Estaban en el bar del Ultramar, en el claroscuro de la mesa de la esquina próxima al ventanal que daba a la costanera. Allí conversaban casi todos los días, al atardecer, después de que el viejo maestro acabase las clases. Basilio Barbeito estaba hospedado en el propio Ultramar. En temporada de invierno, y excepto algún visitante muy ocasional, él era el único huésped. El doctor Fonseca tenía casa propia en la ciudad, cerca de la consulta. Para la pareja, en especial para Sira, que preparaba las comidas y lavaba la ropa, el maestro, con el tiempo, era uno más de la familia. Que se supiese, no tenía a donde ir. Aunque allí, al Ultramar, llegaban muchas cartas a su nombre, algunas con las bandas azul, roja y blanca del correo aéreo. Era poeta. Sin libros. Pero iba sembrando sus poemas por el mundo adelante, en pequeñas revistas. Y además, trabajaba desde hacía mucho tiempo en un Diccionario de eufemismos y disfemismos de las lenguas latinas.

– No comprendo, Barbeito, cómo con lo que ha visto, con las que ha parado, se dedica a arañar chispas de esperanza.

– Es usted quien lucha contra la muerte. A mí no me queda sino hacerle poemas para distraerla.

– ¿Luchar contra la muerte? Siempre le casan las cuentas -dijo el doctor Fonseca-. Sale a lo suyo, y si no se lleva a uno, se lleva a otro al que no le tocaba.

– Debería patentar esa ley.

– Ya está patentada hace siglos. Lo que yo hago es por obligación. Una obligación cada vez más fatigosa. Usted es quien tiene vocación redentora. Eso lo perjudica. Su poesía es benéfica, como la calefacción.

El Desterrado recibió la crítica con sorna triunfante: «¡Para que luego digan que la poesía no sirve para nada! Antes, cuando tenía energía, hacía poemas fúnebres. Ahora, en la vejez, estoy hímnico, festivo panteísta, estupendo. Para mí un poema es como estrechar la mano. Usted, Fonseca, conoce mejor la flecha».

– ¿Qué flecha?

– La de la terrible belleza.

– En ocasiones, sí, pienso en el texto del cuerpo. Ahí se dan a la vez todos los géneros. El erótico, el criminal, el viaje, el terror gótico… Pero estoy castrado por el puritanismo científico. Me falta la osadía para hacer del leucocito un héroe, como Ramón y Cajal: «El leucocito errante abre brecha en la pared vascular desertando de la sangre a las comarcas conjuntivas». ¡Épico!

– No se equivoque.
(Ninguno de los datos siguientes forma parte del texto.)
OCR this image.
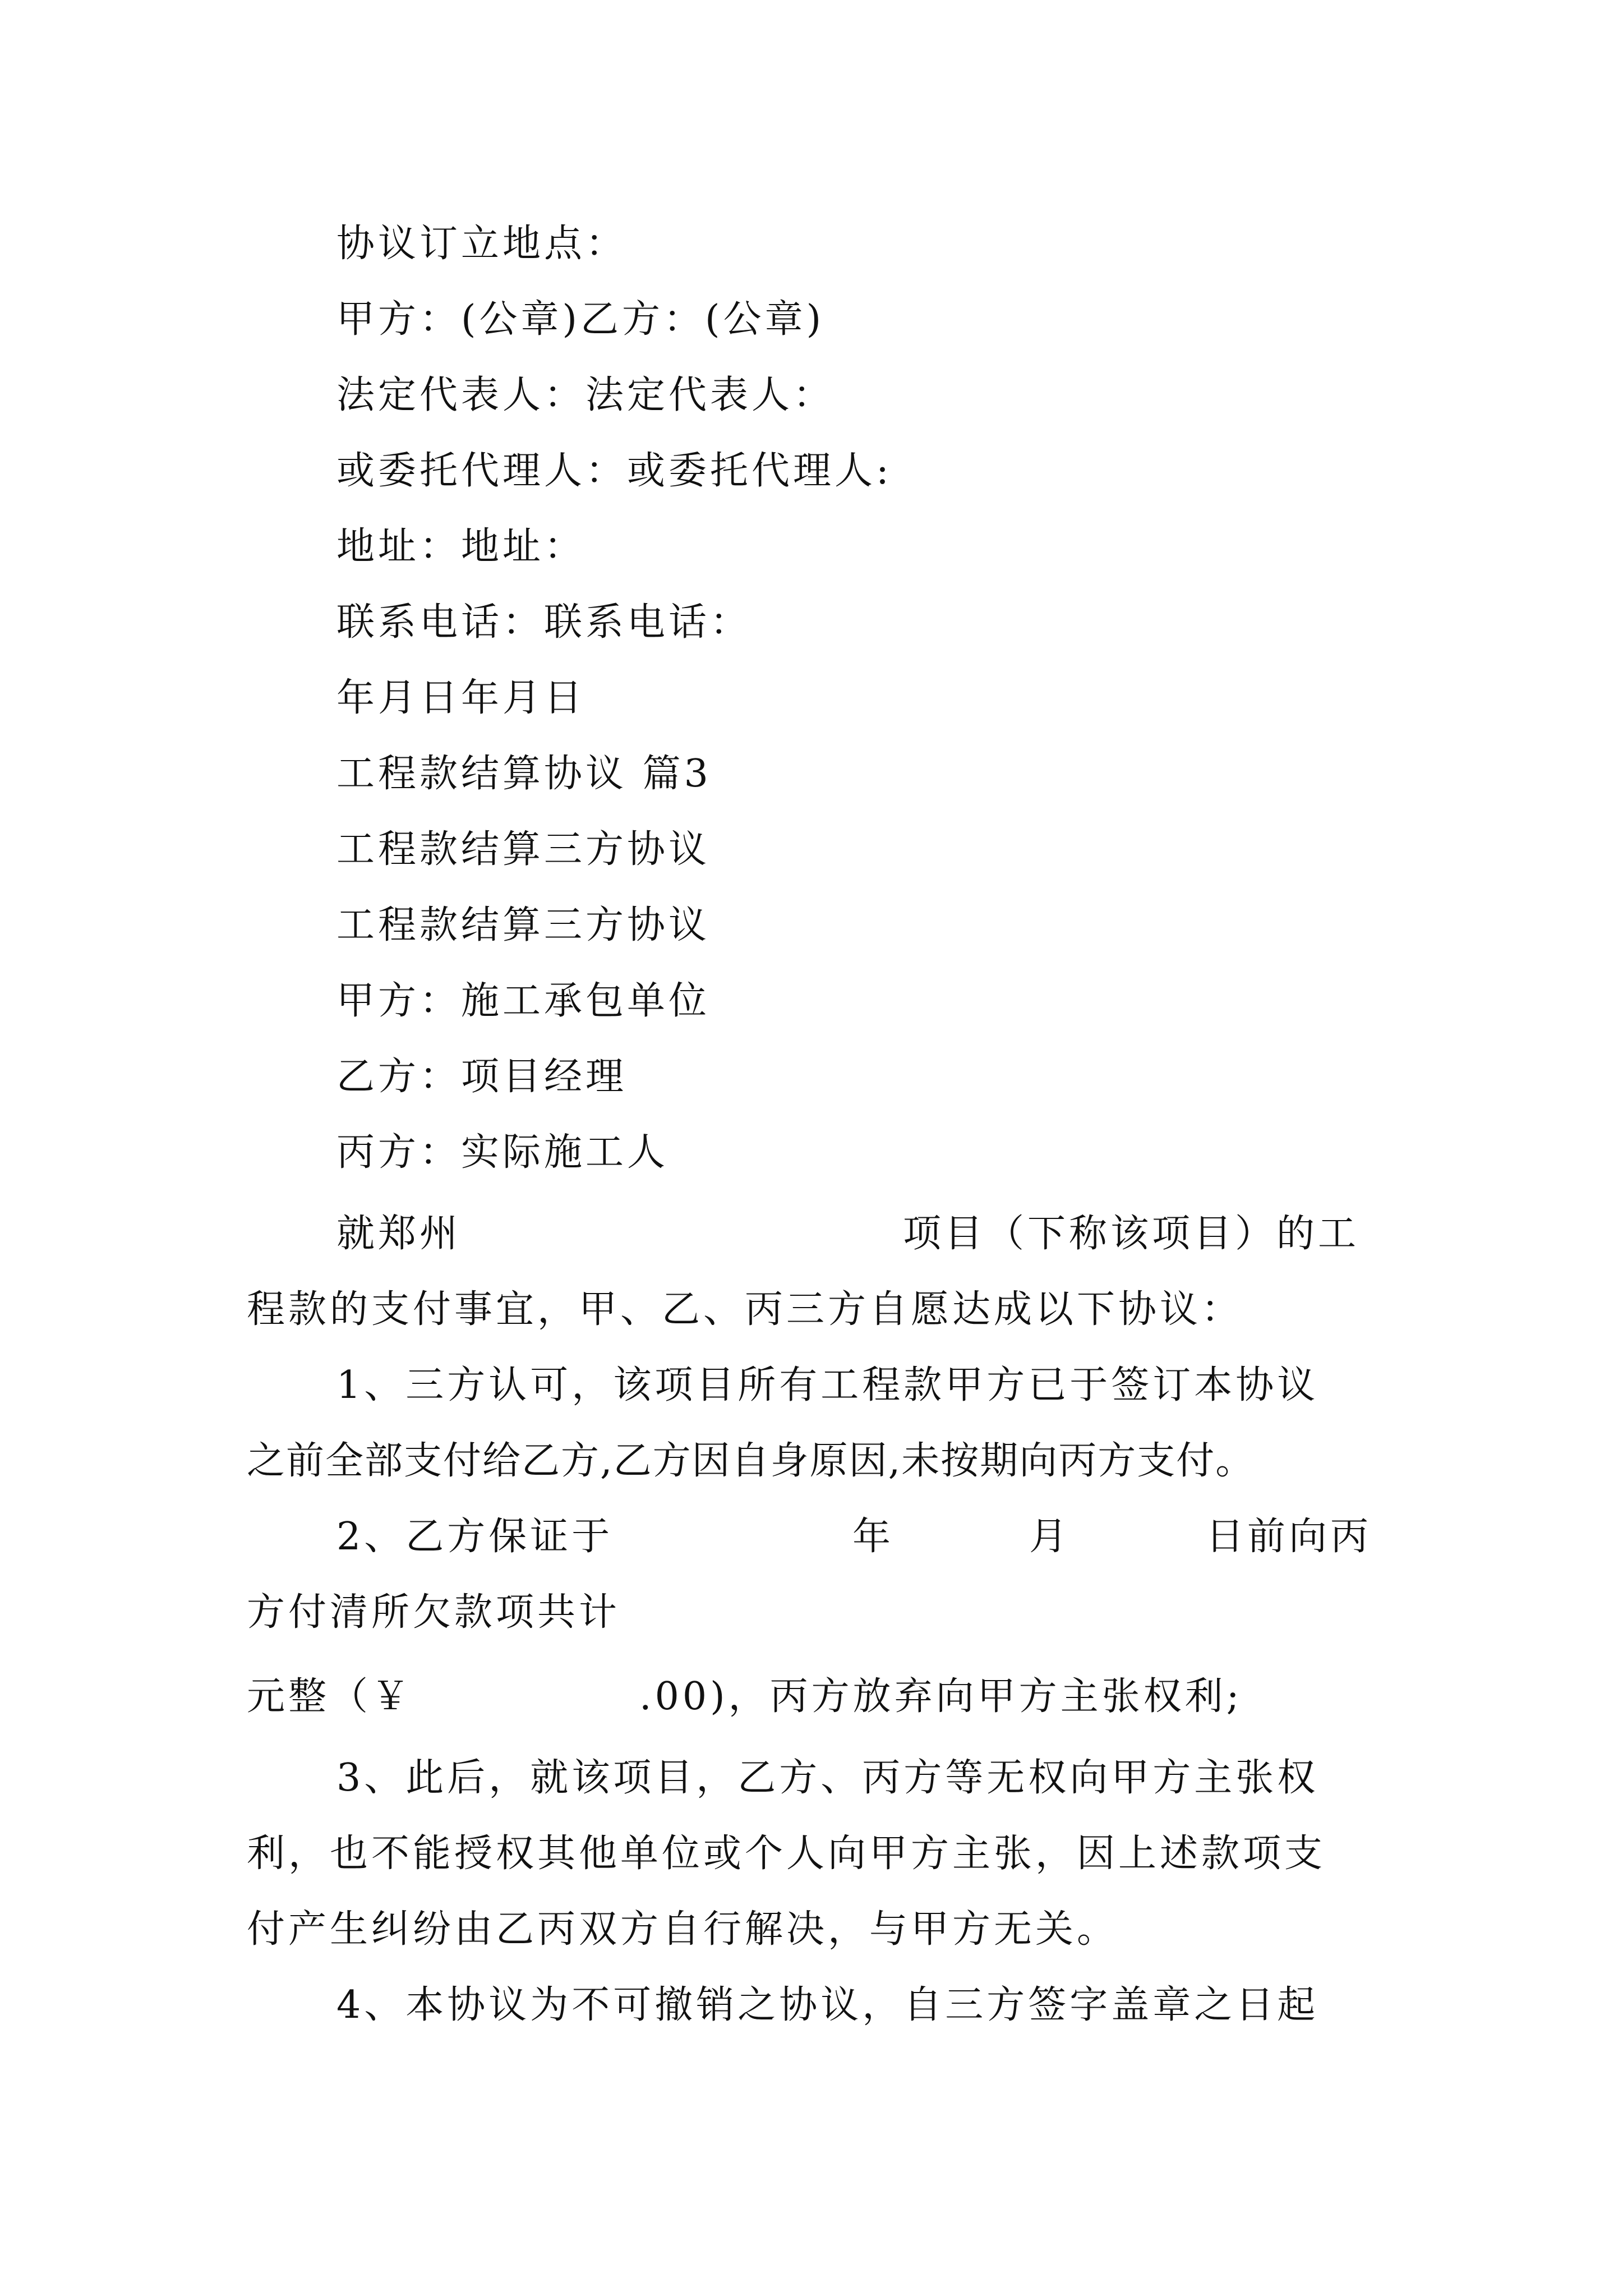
协议订立地点：
甲方：(公章)乙方：(公章)
法定代表人：法定代表人：
或委托代理人：或委托代理人:
地址：地址：
联系电话：联系电话：
年月日年月日
工程款结算协议 篇3
工程款结算三方协议
工程款结算三方协议
甲方：施工承包单位
乙方：项目经理
丙方：实际施工人
就郑州	项目（下称该项目）的工
程款的支付事宜，甲、乙、丙三方自愿达成以下协议：
1、三方认可，该项目所有工程款甲方已于签订本协议
之前全部支付给乙方,乙方因自身原因,未按期向丙方支付。
2、乙方保证于	年	月	日前向丙
方付清所欠款项共计
元整（￥	.00)，丙方放弃向甲方主张权利;
3、此后，就该项目，乙方、丙方等无权向甲方主张权
利，也不能授权其他单位或个人向甲方主张，因上述款项支
付产生纠纷由乙丙双方自行解决，与甲方无关。
4、本协议为不可撤销之协议，自三方签字盖章之日起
Usted podría ser un Chejov -dijo de pronto el Desterrado-. ¿Por qué no escribe, por qué no suelta lo que tiene dentro antes de que explote?

– Porque no tengo cojones.

– Amigo Fonseca, permítame un reproche solemne. El silencio del que sabe es una sustracción para la humanidad.

Cuando Basilio Barbeito adoptaba adrede el tono grandilocuente, con una seriedad cómica no exenta de intención, el doctor Fonseca seguía el juego retórico y solía responder con un melancólico verso robado a Rosalía de Castro, que él transformaba en un estribillo burlón: «¡Campaíñas timbradoras, Barbeito!».